# Woah. You folks are way too generous.



## SecretAsianMan (Mar 2, 2019)

As a total noob I was delighted to win the "PUFF has something for everyone" contest. I got to top up the tupperdor with some respectable smokes and not just the "5 for $10 sale" junk I've had so far. I even tried out the new cutter and lighter today and they were fantastic, I didn't realize how dull my old cutter was (it was like chopping vegetables with a credit card).

So imagine my surprise when ANOTHER package showed up for me today. Clearly I was so excited I couldn't even get them all pointing the same direction. It's from Oregon, so @kacey is this you? 

Seriously, I have no idea how to thank this community enough for the insane generosity to a newcomer. I don't have much to offer in the way of cigars, but I'll have to find some way to repay this kindness.

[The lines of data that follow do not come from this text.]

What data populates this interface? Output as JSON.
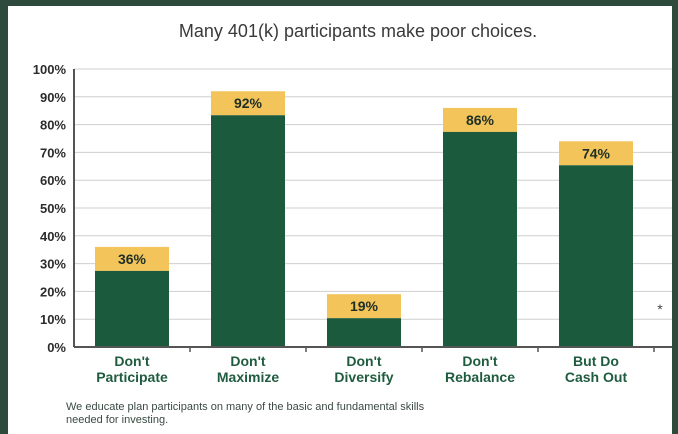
{
  "chart_data": {
    "type": "bar",
    "title": "Many 401(k) participants make poor choices.",
    "categories": [
      [
        "Don't",
        "Participate"
      ],
      [
        "Don't",
        "Maximize"
      ],
      [
        "Don't",
        "Diversify"
      ],
      [
        "Don't",
        "Rebalance"
      ],
      [
        "But Do",
        "Cash Out"
      ]
    ],
    "values": [
      36,
      92,
      19,
      86,
      74
    ],
    "data_labels": [
      "36%",
      "92%",
      "19%",
      "86%",
      "74%"
    ],
    "y_ticks": [
      "0%",
      "10%",
      "20%",
      "30%",
      "40%",
      "50%",
      "60%",
      "70%",
      "80%",
      "90%",
      "100%"
    ],
    "ylim": [
      0,
      100
    ],
    "grid": true,
    "colors": {
      "bar": "#1b5a3c",
      "cap": "#f2c45a",
      "grid": "#cfcfcf",
      "axis": "#555555"
    }
  },
  "footnote": [
    "We educate plan participants on many of the basic and fundamental skills",
    "needed for investing."
  ],
  "side_mark": "*"
}
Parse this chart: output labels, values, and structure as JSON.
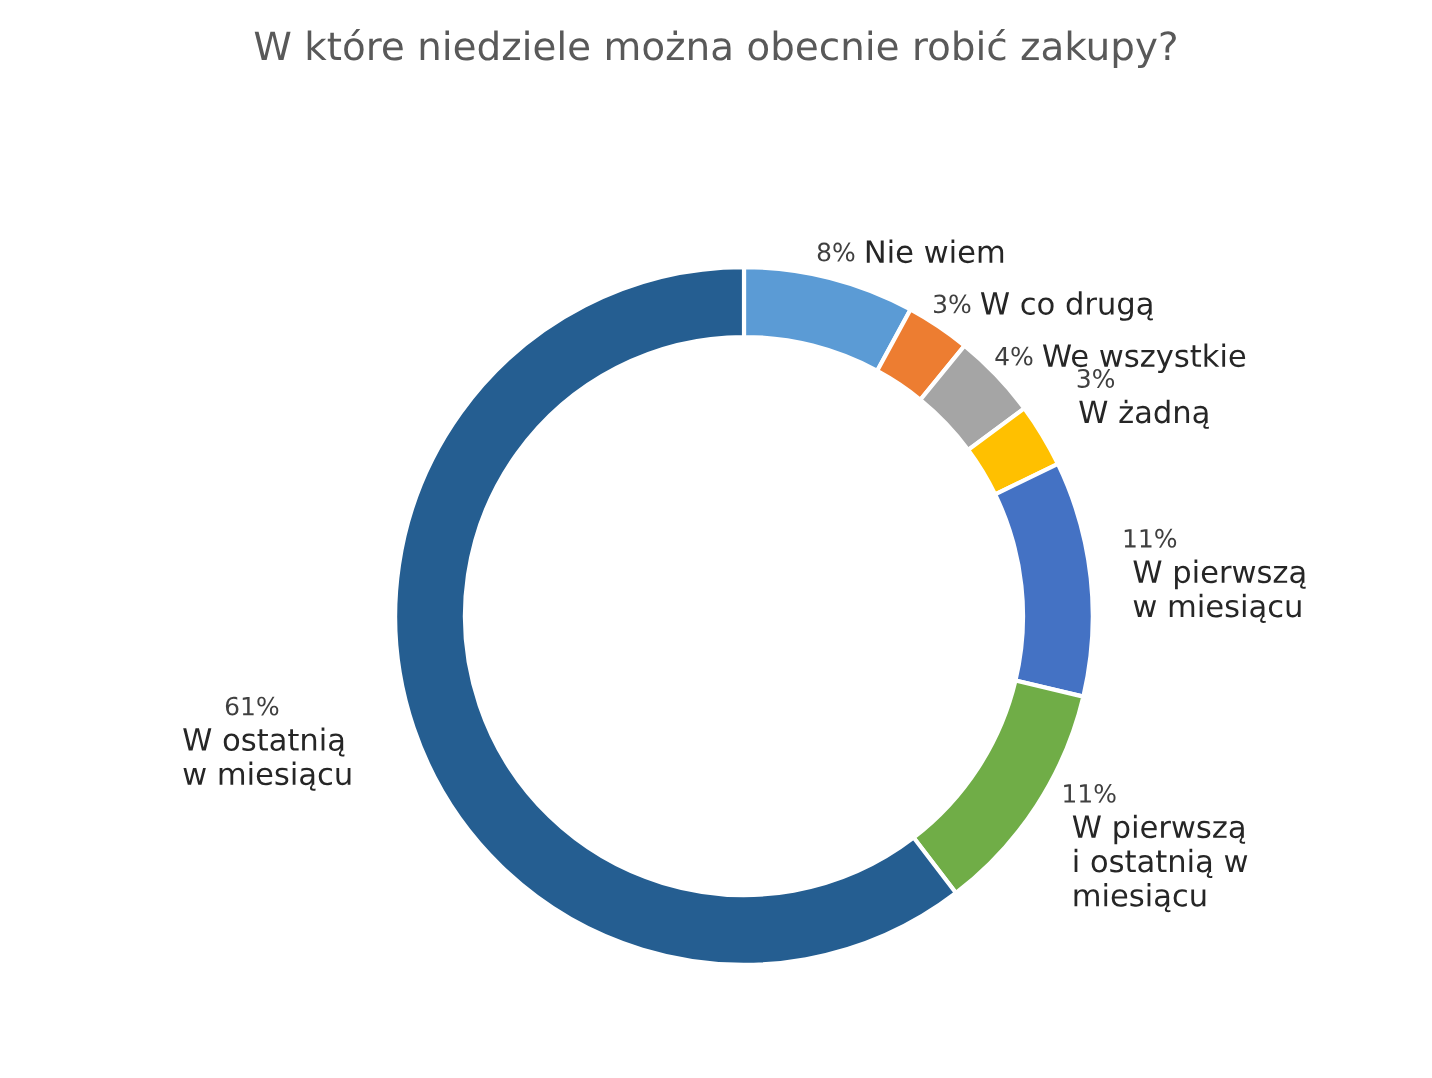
{
  "chart_data": {
    "type": "donut",
    "title": "W które niedziele można obecnie robić zakupy?",
    "categories": [
      "Nie wiem",
      "W co drugą",
      "We wszystkie",
      "W żadną",
      "W pierwszą\nw miesiącu",
      "W pierwszą\ni ostatnią w\nmiesiącu",
      "W ostatnią\nw miesiącu"
    ],
    "values": [
      8,
      3,
      4,
      3,
      11,
      11,
      61
    ],
    "colors": [
      "#5b9bd5",
      "#ed7d31",
      "#a5a5a5",
      "#ffc000",
      "#4472c4",
      "#70ad47",
      "#255e91"
    ],
    "value_labels": [
      "8%",
      "3%",
      "4%",
      "3%",
      "11%",
      "11%",
      "61%"
    ],
    "legend": false
  }
}
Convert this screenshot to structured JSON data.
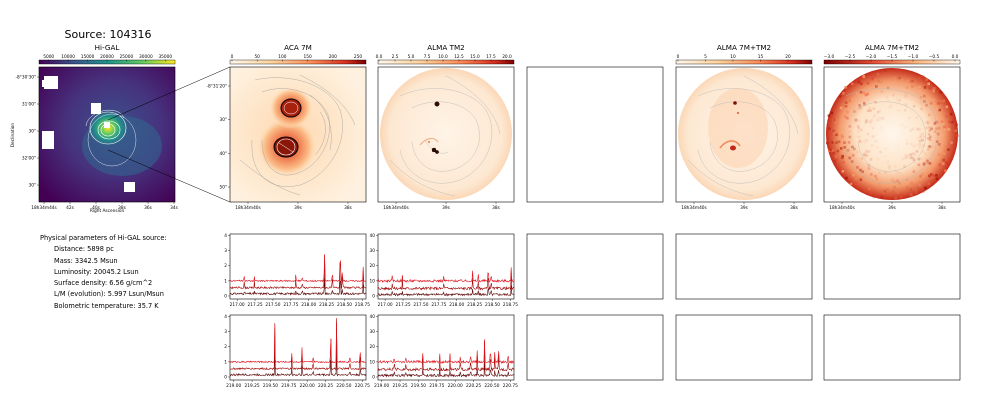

I'm visiting some old friends this week so looking forward to sharing this bounty with them. My itty bitty tupperdor is now totally full, so I guess I better clear out a little breathing room!


----------



## SecretAsianMan (Mar 2, 2019)

Pic didn't attach, trying again...

Sent from my iPhone using Tapatalk


----------



## kacey (Jun 18, 2018)

Not me


----------



## Peapaw (Oct 12, 2018)

Yep we like to kill with kindness or at least bomb you into submission 

Sent from somewhere on the road.


----------



## Bigjohn (Apr 6, 2017)

Solid assassination! Ratzilla won’t disappoint (even if it makes you a little green). Have a sweet drink ready 


Sent from my iPhone using Tapatalk


----------



## SecretAsianMan (Mar 2, 2019)

While rushing I must’ve misread OH for OR, whoops 


Sent from my iPhone using Tapatalk


----------



## Piper (Nov 30, 2008)

Congratulations @SecretAsianMan. You're right, this a very generous and welcoming community and it's great that you've joined in.


----------



## csk415 (Sep 6, 2016)

Nice set of sticks. Love the RoMa.


----------



## Scap (Nov 27, 2012)

Always fun to see the aftermath of a deflowering.

Nice haul.


----------



## mpomario (Dec 27, 2016)

Quality smokes there. Enjoy!


Sent from the Bureau of Declining Returns and Urban De-laborization.


----------



## Olecharlie (Oct 28, 2017)

Nice indeed!


----------